Friday, May 23, 2014

Good grief! -- Sally Brown on New Math [Updated]

I have been working on a long piece on the parallels between the New Math of the Sixties and the Common Core math of today. As part of my research, I came across an amusing quote from a Peanuts strip of the time.

From Wikipedia:
In 1965, cartoonist Charles Schulz authored a series of Peanuts strips which detailed kindergartener Sally's frustrations with New Math. In the first strip, she is depicted puzzling over "sets, one to one matching, equivalent sets, non-equivalent sets, sets of one, sets of two, renaming two, subsets, joining sets, number sentences, placeholders." Eventually she bursts into tears and exclaims, "All I want to know is, how much is two and two?"
What surprised me was how well Schulz captured the terminology. The part about one to one matching was particularly apt.

[Found it]


  1. I remember it well. The problem then was a very well-designed attempt to teach the impossible: how numbers and operations and the underlying structure of math/arithmetic actually work. In other words, the trap of teaching "understanding" ... because people in general can't get this stuff.
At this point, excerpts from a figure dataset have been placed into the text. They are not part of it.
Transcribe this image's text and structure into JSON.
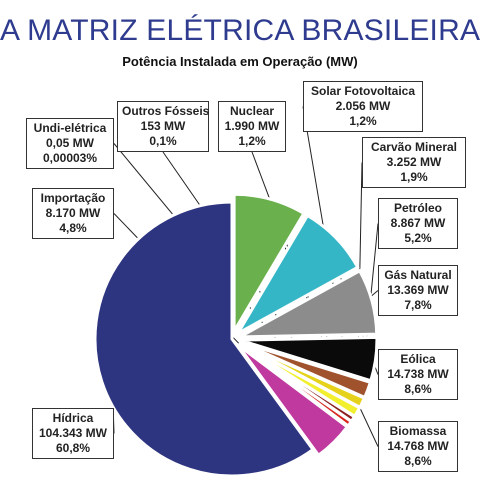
{
  "title": "A MATRIZ ELÉTRICA BRASILEIRA",
  "subtitle": "Potência Instalada em Operação (MW)",
  "chart_data": {
    "type": "pie",
    "unit": "MW",
    "slices": [
      {
        "name": "Hídrica",
        "value": 104343,
        "value_label": "104.343 MW",
        "percent_label": "60,8%",
        "color": "#2e3580"
      },
      {
        "name": "Biomassa",
        "value": 14768,
        "value_label": "14.768 MW",
        "percent_label": "8,6%",
        "color": "#6ab04c"
      },
      {
        "name": "Eólica",
        "value": 14738,
        "value_label": "14.738 MW",
        "percent_label": "8,6%",
        "color": "#35b6c6"
      },
      {
        "name": "Gás Natural",
        "value": 13369,
        "value_label": "13.369 MW",
        "percent_label": "7,8%",
        "color": "#8c8c8c"
      },
      {
        "name": "Petróleo",
        "value": 8867,
        "value_label": "8.867 MW",
        "percent_label": "5,2%",
        "color": "#0a0a0a"
      },
      {
        "name": "Carvão Mineral",
        "value": 3252,
        "value_label": "3.252 MW",
        "percent_label": "1,9%",
        "color": "#a0522d"
      },
      {
        "name": "Solar Fotovoltaica",
        "value": 2056,
        "value_label": "2.056 MW",
        "percent_label": "1,2%",
        "color": "#e6d21a"
      },
      {
        "name": "Nuclear",
        "value": 1990,
        "value_label": "1.990 MW",
        "percent_label": "1,2%",
        "color": "#f2ef30"
      },
      {
        "name": "Outros Fósseis",
        "value": 153,
        "value_label": "153 MW",
        "percent_label": "0,1%",
        "color": "#8b2020"
      },
      {
        "name": "Undi-elétrica",
        "value": 0.05,
        "value_label": "0,05 MW",
        "percent_label": "0,00003%",
        "color": "#d7261e"
      },
      {
        "name": "Importação",
        "value": 8170,
        "value_label": "8.170 MW",
        "percent_label": "4,8%",
        "color": "#c0399f"
      }
    ]
  }
}
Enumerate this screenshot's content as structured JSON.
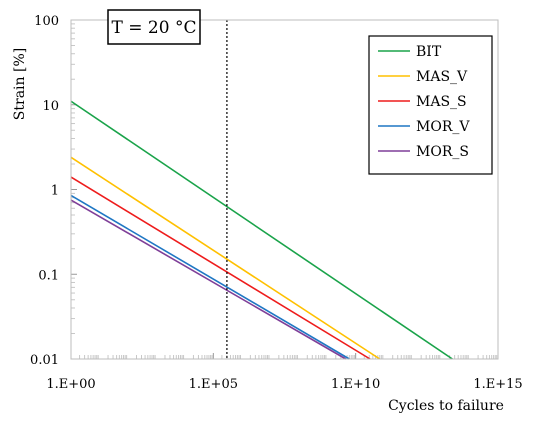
{
  "chart_data": {
    "type": "line",
    "annotation": "T = 20 °C",
    "xlabel": "Cycles to failure",
    "ylabel": "Strain [%]",
    "x_scale": "log",
    "y_scale": "log",
    "xlim": [
      1,
      1000000000000000.0
    ],
    "ylim": [
      0.01,
      100
    ],
    "x_ticks": [
      {
        "value": 1,
        "label": "1.E+00"
      },
      {
        "value": 100000,
        "label": "1.E+05"
      },
      {
        "value": 10000000000,
        "label": "1.E+10"
      },
      {
        "value": 1000000000000000.0,
        "label": "1.E+15"
      }
    ],
    "y_ticks": [
      {
        "value": 0.01,
        "label": "0.01"
      },
      {
        "value": 0.1,
        "label": "0.1"
      },
      {
        "value": 1,
        "label": "1"
      },
      {
        "value": 10,
        "label": "10"
      },
      {
        "value": 100,
        "label": "100"
      }
    ],
    "reference_line_x": 300000,
    "legend_position": "top-right",
    "grid": false,
    "series": [
      {
        "name": "BIT",
        "color": "#1aa34a",
        "x": [
          1,
          25000000000000
        ],
        "y": [
          11,
          0.01
        ]
      },
      {
        "name": "MAS_V",
        "color": "#ffc000",
        "x": [
          1,
          70000000000
        ],
        "y": [
          2.4,
          0.01
        ]
      },
      {
        "name": "MAS_S",
        "color": "#ee1c1c",
        "x": [
          1,
          32000000000
        ],
        "y": [
          1.4,
          0.01
        ]
      },
      {
        "name": "MOR_V",
        "color": "#1f77c4",
        "x": [
          1,
          6000000000
        ],
        "y": [
          0.85,
          0.01
        ]
      },
      {
        "name": "MOR_S",
        "color": "#7f3f98",
        "x": [
          1,
          4500000000
        ],
        "y": [
          0.75,
          0.01
        ]
      }
    ]
  }
}
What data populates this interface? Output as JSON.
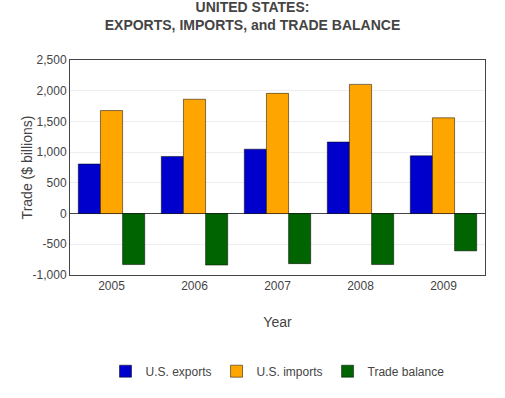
{
  "chart_data": {
    "type": "bar",
    "title": "UNITED STATES:",
    "subtitle": "EXPORTS, IMPORTS, and TRADE BALANCE",
    "x_label": "Year",
    "y_label": "Trade ($ billions)",
    "categories": [
      "2005",
      "2006",
      "2007",
      "2008",
      "2009"
    ],
    "series": [
      {
        "name": "U.S. exports",
        "color": "#0000CD",
        "values": [
          807,
          930,
          1048,
          1165,
          940
        ]
      },
      {
        "name": "U.S. imports",
        "color": "#FFA500",
        "values": [
          1677,
          1861,
          1957,
          2103,
          1559
        ]
      },
      {
        "name": "Trade balance",
        "color": "#006400",
        "values": [
          -830,
          -838,
          -815,
          -830,
          -607
        ]
      }
    ],
    "ylim": [
      -1000,
      2500
    ],
    "yticks": [
      {
        "value": -1000,
        "label": "-1,000"
      },
      -500,
      0,
      500,
      {
        "value": 1000,
        "label": "1,000"
      },
      {
        "value": 1500,
        "label": "1,500"
      },
      {
        "value": 2000,
        "label": "2,000"
      },
      {
        "value": 2500,
        "label": "2,500"
      }
    ],
    "grid": true,
    "legend": "below"
  }
}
    I contrast the styles of teaching from other countries. One of my kids, for example, spent a semester of high school in an exam school in China - meaning an actual Chinese high school, not a trip abroad school. They taught rote: here are the equations, these are the solutions, learn and test on them. So the class for all their students proceeded at roughly the highest level of our calculus track. The expectation is that many, many people can learn how to do x, y and z and that some subset are capable of much more. (And they worked to identify those kids and would give them extra classes and would in some cases push the family to have the kid sent to a special place, often far away, for that field.)

    We try to teach understanding. It's nice we think so many people can understand but that's at odds with reality.

  2. Love it!!!! I searched a lot for this strip - thanks for posting it!
    What a cute and powerful way to show how New Math just couldn't work.